Cet article résume les interventions et discussion de la journée d’étude les pouvoirs du sacré. Pour chacune des conférences nous mettons l’audio complet à disposition, à la fin de chaque section.

Le sacré et son articulation

Lors de cette journée, le professeur Jean-Marc Tétaz a présenté les grandes lignes de la pensée de Hans Joas ; à savoir, la formation des valeurs et de la dimension sacrée des idéaux. Pour lui, Hans Joas n’est pas un sociologue de la religion, mais développe plutôt une théorie de « l’agir créateur » en accordant une importance à l’environnement avec lequel la créativité de l’Homme est liée et dans lequel elle trouve un lieu d’expression. Les valeurs émergent dans des expériences de la formation de soi et de l’auto-transcendance.  A notre époque, les humains se trouvent arrachés au-delà des limites de leur soi, et l’expérience auto-transcendante n’est pas forcément positive (violence subie ou produite). Or, selon Hans Joas, poursuit le professeur Tétaz, les expériences du sacré ne sont pas en soi religieuses. La sacralisation de la personne n’est pas la religion des droits de l’homme, et on doit tenir compte des ressources culturelles de chaque époque.

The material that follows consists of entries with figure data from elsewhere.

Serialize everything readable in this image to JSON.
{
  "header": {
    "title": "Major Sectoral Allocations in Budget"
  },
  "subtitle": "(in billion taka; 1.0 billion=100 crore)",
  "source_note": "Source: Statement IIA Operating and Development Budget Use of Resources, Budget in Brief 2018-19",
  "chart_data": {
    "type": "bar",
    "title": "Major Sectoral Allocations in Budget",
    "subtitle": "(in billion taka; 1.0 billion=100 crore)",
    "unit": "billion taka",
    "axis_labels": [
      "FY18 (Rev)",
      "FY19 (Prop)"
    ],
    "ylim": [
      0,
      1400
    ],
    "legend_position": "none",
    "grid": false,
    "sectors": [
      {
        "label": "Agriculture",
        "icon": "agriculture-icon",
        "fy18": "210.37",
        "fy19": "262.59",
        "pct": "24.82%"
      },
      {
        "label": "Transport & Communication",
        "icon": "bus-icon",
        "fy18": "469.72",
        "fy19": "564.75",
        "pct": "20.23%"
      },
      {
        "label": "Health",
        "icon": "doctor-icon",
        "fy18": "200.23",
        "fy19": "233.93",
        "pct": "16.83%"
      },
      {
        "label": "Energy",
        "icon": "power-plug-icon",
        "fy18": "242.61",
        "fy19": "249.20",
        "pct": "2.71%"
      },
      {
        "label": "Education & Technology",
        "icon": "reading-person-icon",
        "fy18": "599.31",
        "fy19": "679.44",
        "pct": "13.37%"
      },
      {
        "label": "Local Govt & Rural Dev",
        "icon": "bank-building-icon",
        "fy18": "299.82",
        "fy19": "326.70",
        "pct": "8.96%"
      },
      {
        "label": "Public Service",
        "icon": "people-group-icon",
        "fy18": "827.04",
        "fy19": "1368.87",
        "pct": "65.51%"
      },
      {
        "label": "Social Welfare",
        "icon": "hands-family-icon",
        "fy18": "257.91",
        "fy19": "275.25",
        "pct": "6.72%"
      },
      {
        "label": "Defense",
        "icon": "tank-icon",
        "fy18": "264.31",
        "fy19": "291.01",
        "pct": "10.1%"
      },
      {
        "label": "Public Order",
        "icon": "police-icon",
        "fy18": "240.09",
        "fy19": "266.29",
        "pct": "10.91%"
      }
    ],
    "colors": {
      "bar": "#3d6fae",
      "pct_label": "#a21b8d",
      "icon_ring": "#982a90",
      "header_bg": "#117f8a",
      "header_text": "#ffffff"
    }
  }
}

Captation audio de la conférence « Le sacré et son articulation »

Nommer la Puissance

Philippe Gonzalez, sociologue en Sciences sociales et politiques à Lausanne, a parlé autour du thème : Réflexions à l’épreuve de mobilisations politico-religieuses, en débat avec Hans Joas. Nommer la puissance, afin de montrer en quoi les propositions de Joas se révèlent parfois problématiques, notamment, pour prendre un exemple de terrain, dans les célébrations évangéliques où l’on assiste à une mobilisation politique conservatrice, sans qu’il existe réellement de rituel, mais plutôt la création de nouvelles « valeurs » auto-transcendantes fondées sur une ordre social calqué sur le modèle de Moïse au Sinaï. 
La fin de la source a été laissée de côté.